La fotografía de Ralph Gibson posee una de las cualidades que más admiro en una imagen: su capacidad para atraparte dentro de ella. Antes siquiera de advertir la composición, el tema o el revelado, algo dentro de cada toma te fascina, te deja completamente alelado.
Esta cualidad, que se halla presente en muy pocos autores, no se aprende, se lleva ya dentro cuando se nace, parte de una manera completamente subjetiva y sensible de la forma de ser del artista.
Nació en Los Ángeles en 1939 y aprendió a hacer fotos en la Marina de los Estados Unidos. Posteriormente estudió fotografía en San Francisco, atraído muy probablemente por el nacimiento de la contracultura de los sesenta. Así, frecuentaba los recitales poéticos de Ginsberg o Kerouac, que influyeron notablemente en su forma de comprender el universo de la imagen.

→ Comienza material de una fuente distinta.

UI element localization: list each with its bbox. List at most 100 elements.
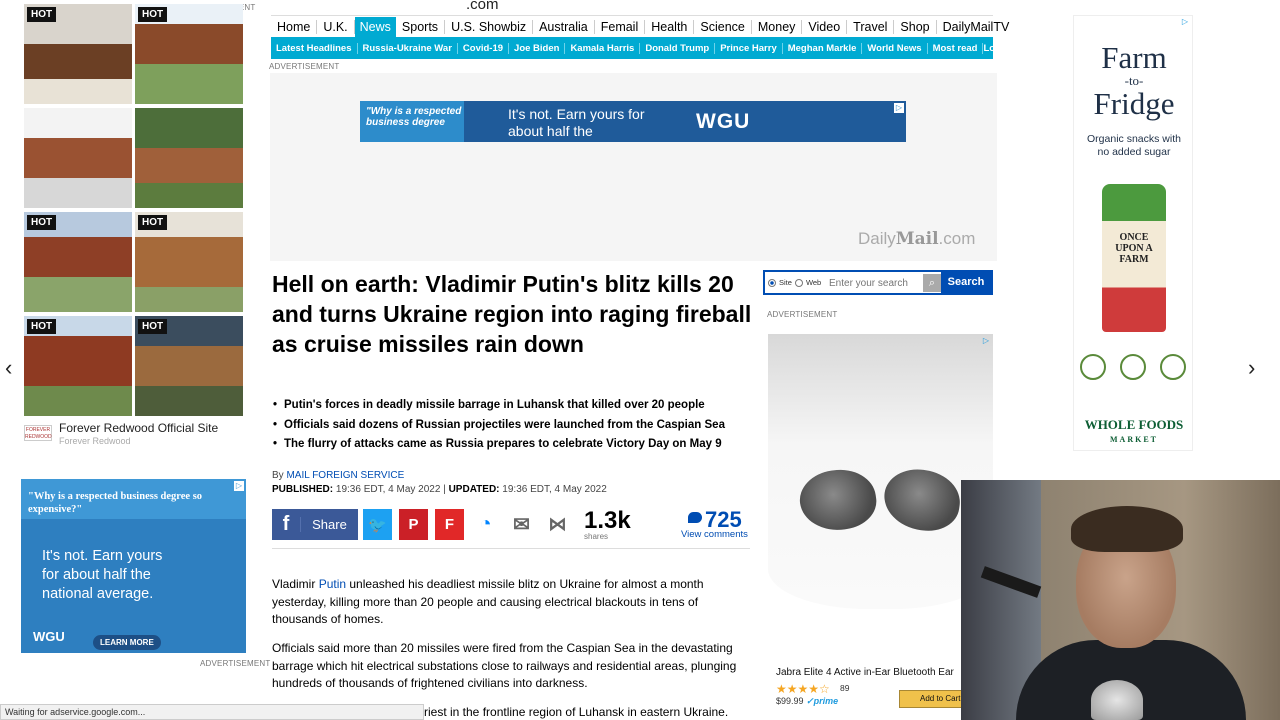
hot-badge: HOT [138, 215, 168, 230]
subnav-prince-harry[interactable]: Prince Harry [715, 42, 783, 54]
redwood-thumb-gazebo[interactable] [24, 108, 132, 208]
redwood-thumb-tree-bench[interactable] [135, 108, 243, 208]
webcam-overlay [961, 480, 1280, 720]
presenter-hair [1071, 506, 1183, 552]
ad-choices-icon[interactable]: ▷ [234, 481, 244, 491]
redwood-thumb-table[interactable]: HOT [24, 4, 132, 104]
subnav-most-read[interactable]: Most read [928, 42, 984, 54]
subnav-kamala-harris[interactable]: Kamala Harris [565, 42, 641, 54]
advertisement-label: ADVERTISEMENT [269, 62, 340, 71]
dailymail-logo: DailyMail.com [858, 229, 976, 249]
hot-badge: HOT [27, 7, 57, 22]
wgu-side-ad[interactable]: "Why is a respected business degree so e… [21, 479, 246, 653]
primary-nav: Home U.K. News Sports U.S. Showbiz Austr… [271, 15, 1009, 37]
certification-badge-icon [1160, 354, 1186, 380]
nav-shop[interactable]: Shop [894, 19, 937, 34]
nav-video[interactable]: Video [802, 19, 848, 34]
article-headline: Hell on earth: Vladimir Putin's blitz ki… [272, 271, 752, 357]
more-share-icon[interactable]: ⋈ [543, 509, 572, 540]
redwood-thumb-patio[interactable]: HOT [24, 316, 132, 416]
wgu-banner-ad[interactable]: "Why is a respected business degree It's… [360, 101, 906, 142]
product-image-bg [768, 334, 993, 609]
nav-femail[interactable]: Femail [595, 19, 646, 34]
nav-money[interactable]: Money [752, 19, 803, 34]
nav-news[interactable]: News [354, 16, 396, 37]
wgu-banner-quote: "Why is a respected business degree [360, 101, 464, 142]
advertisement-label: ADVERTISEMENT [767, 310, 838, 319]
messenger-share-icon[interactable]: ◔ [471, 509, 500, 540]
search-scope: Site Web [768, 278, 821, 287]
jabra-product-ad[interactable]: ▷ Jabra Elite 4 Active in-Ear Bluetooth … [768, 334, 993, 720]
ad-choices-icon[interactable]: ▷ [894, 103, 904, 113]
hot-badge: HOT [27, 215, 57, 230]
site-search: Site Web ⌕ Search [763, 270, 993, 295]
share-count-label: shares [584, 532, 609, 541]
search-button[interactable]: Search [941, 272, 991, 293]
wgu-side-body: It's not. Earn yours for about half the … [42, 548, 163, 602]
putin-link[interactable]: Putin [319, 577, 346, 591]
subnav-world-news[interactable]: World News [862, 42, 928, 54]
nav-uk[interactable]: U.K. [317, 19, 355, 34]
redwood-thumb-lights[interactable]: HOT [135, 316, 243, 416]
wgu-logo: WGU [696, 110, 751, 133]
facebook-icon: f [282, 513, 290, 535]
nav-dailymailtv[interactable]: DailyMailTV [937, 20, 1016, 34]
redwood-ad-source: Forever Redwood [59, 436, 131, 446]
redwood-thumb-pergola[interactable]: HOT [24, 212, 132, 312]
login-link[interactable]: Login [983, 43, 1014, 54]
redwood-thumb-pavilion[interactable]: HOT [135, 4, 243, 104]
author-link[interactable]: MAIL FOREIGN SERVICE [286, 470, 404, 481]
subnav-russia-ukraine[interactable]: Russia-Ukraine War [358, 42, 458, 54]
radio-web[interactable] [794, 278, 803, 287]
nav-sports[interactable]: Sports [396, 19, 446, 34]
comment-bubble-icon [688, 512, 702, 523]
ad-choices-icon[interactable]: ▷ [981, 336, 991, 346]
hot-badge: HOT [27, 319, 57, 334]
nav-health[interactable]: Health [645, 19, 695, 34]
product-rating-count: 89 [840, 683, 850, 693]
nav-australia[interactable]: Australia [533, 19, 595, 34]
product-price: $99.99 ✓prime [776, 696, 839, 706]
subnav-covid[interactable]: Covid-19 [458, 42, 510, 54]
wgu-logo: WGU [33, 629, 65, 644]
hot-badge: HOT [138, 319, 168, 334]
summary-bullet: Officials said dozens of Russian project… [272, 416, 752, 436]
redwood-ad-title[interactable]: Forever Redwood Official Site [59, 421, 218, 435]
facebook-share-button[interactable]: f Share [272, 509, 358, 540]
product-title[interactable]: Jabra Elite 4 Active in-Ear Bluetooth Ea… [776, 667, 954, 678]
once-upon-a-farm-ad[interactable]: Farm -to- Fridge Organic snacks with no … [1073, 15, 1193, 451]
redwood-thumb-cabin[interactable]: HOT [135, 212, 243, 312]
divider [272, 548, 750, 549]
search-input[interactable] [829, 275, 921, 291]
view-comments-link[interactable]: View comments [681, 529, 748, 540]
nav-home[interactable]: Home [271, 19, 318, 34]
flipboard-share-icon[interactable]: F [435, 509, 464, 540]
radio-site[interactable] [768, 278, 776, 287]
article-paragraph: Vladimir Putin unleashed his deadliest m… [272, 577, 704, 626]
learn-more-button[interactable]: LEARN MORE [93, 635, 161, 650]
farm-ad-headline: Farm [1101, 40, 1167, 75]
carousel-prev-icon[interactable]: ‹ [5, 355, 12, 381]
pinterest-share-icon[interactable]: P [399, 509, 428, 540]
subnav-meghan-markle[interactable]: Meghan Markle [783, 42, 863, 54]
farm-ad-subtext: Organic snacks with no added sugar [1087, 133, 1181, 158]
wgu-banner-text: It's not. Earn yours for about half the [508, 106, 645, 139]
secondary-nav: Latest Headlines Russia-Ukraine War Covi… [271, 37, 1009, 59]
prime-badge: ✓prime [806, 696, 839, 706]
subnav-donald-trump[interactable]: Donald Trump [640, 42, 716, 54]
ad-choices-icon[interactable]: ▷ [1180, 17, 1190, 27]
hot-badge: HOT [138, 7, 168, 22]
article-summary-bullets: Putin's forces in deadly missile barrage… [272, 396, 752, 455]
nav-science[interactable]: Science [694, 19, 752, 34]
nav-travel[interactable]: Travel [847, 19, 895, 34]
nav-us-showbiz[interactable]: U.S. Showbiz [445, 19, 534, 34]
subnav-joe-biden[interactable]: Joe Biden [509, 42, 566, 54]
twitter-share-icon[interactable]: 🐦 [363, 509, 392, 540]
email-share-icon[interactable]: ✉ [507, 509, 536, 540]
whole-foods-logo: WHOLE FOODS MARKET [1084, 417, 1184, 444]
carousel-next-icon[interactable]: › [1248, 355, 1255, 381]
site-domain: .com [466, 0, 499, 13]
summary-bullet: Putin's forces in deadly missile barrage… [272, 396, 752, 416]
search-icon[interactable]: ⌕ [923, 274, 941, 292]
subnav-latest-headlines[interactable]: Latest Headlines [271, 42, 358, 54]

Aunque en su formación estuvo muy presente el trabajo de su padre para la Warner Bros (participó como figurante en películas de Alfred Hitchcock), fue sobre todo su periodo de aprendizaje junto al gran Robert Frank el que más determinó su estilo, que dio un giro de 180 grados cuando se compró una Leica.
Trabajó como reportero casi toda su vida, y terminó vinculado al nuevo surrealismo de Borges o Cortázar.
Vivía y trabajaba de noche; y descansaba durante el día. Buscaba continuamente la magia de lo nocturno apostando por fondos oscuros e imágenes eróticas llenas de símbolos. Su trabajo está impregnado por un misterio, un movimiento y una expresividad que lo contraponen a los reporteros diurnos, mucho más clásicos, limpios y evidentes (aunque no por ello menos geniales).
Sus tres grandes libros de fotografía, conocidos como “La trilogía negra” (“El sonámbulo”, “Déjà Vu” y “Días en el mar”), le han valido el reconocimiento mundial y premios tales como el Guggenheim, el Leica Medal of Excellence Award o el 150 Years of Photography Award.